Just about all of the long-time security guys I know (and I know a lot, having been in this field for going on 30 years) feel this way. Certainly all of the best feel this way.
That's what the NSA has violated. In a sense, the best security guys will now look at the NSA with feelings similar to what they'd have looking at a rapist. Actually, it's worse than this: the NSA is supposed to be one of the guardians of security (I'm looking at you, National Computer Security Center). They're supposed to be protectors, and instead have violated those who were in their care.
Now that you understand the emotions, think on the consequences. As long as people thought that the NSA was also fighting the Good security Fight, there was quite a lot of good will and common ground. Sure, they were the Federales, and a big bureaucracy, but they were the Good Guys. Lots of us were willing to help out. I've posted here about some of the programs they have (no, I'm not linking to the posts).
Now, it's different. I don't know that I go quite as far as Google's Brandon Downey, but I sure know where he's coming from. And I sympathize with his outrage. And I'm not the only one.

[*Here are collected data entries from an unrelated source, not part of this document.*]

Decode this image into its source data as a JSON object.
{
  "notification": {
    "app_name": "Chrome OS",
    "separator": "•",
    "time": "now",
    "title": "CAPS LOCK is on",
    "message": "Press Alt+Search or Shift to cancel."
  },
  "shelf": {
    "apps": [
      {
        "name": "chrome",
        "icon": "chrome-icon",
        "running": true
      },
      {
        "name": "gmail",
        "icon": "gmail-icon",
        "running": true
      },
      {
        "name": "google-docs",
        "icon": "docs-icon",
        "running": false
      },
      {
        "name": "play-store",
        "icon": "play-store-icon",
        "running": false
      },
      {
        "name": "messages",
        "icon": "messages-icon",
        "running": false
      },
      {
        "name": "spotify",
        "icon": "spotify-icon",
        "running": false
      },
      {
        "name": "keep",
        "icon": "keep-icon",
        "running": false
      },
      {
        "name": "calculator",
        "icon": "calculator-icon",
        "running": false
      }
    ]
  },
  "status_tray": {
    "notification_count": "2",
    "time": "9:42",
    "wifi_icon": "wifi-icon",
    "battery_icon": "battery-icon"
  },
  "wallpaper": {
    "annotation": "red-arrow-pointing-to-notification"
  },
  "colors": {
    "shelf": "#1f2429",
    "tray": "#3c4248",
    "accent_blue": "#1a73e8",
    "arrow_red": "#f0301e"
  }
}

Sure, NSA will be able to buy some talent, but they'll never get the best. What they used to get for free now will have a price tag.
And the best talent will now be thinking on ways to make the NSA's job harder. I think that this is the biggest cost of the whole PRISM program, one that will in the long run make us less safe in all sorts of ways. That's a damn shame, because the program seems to be pretty much ineffective:
I remember when the NSA was pretty effective. That was a while ago.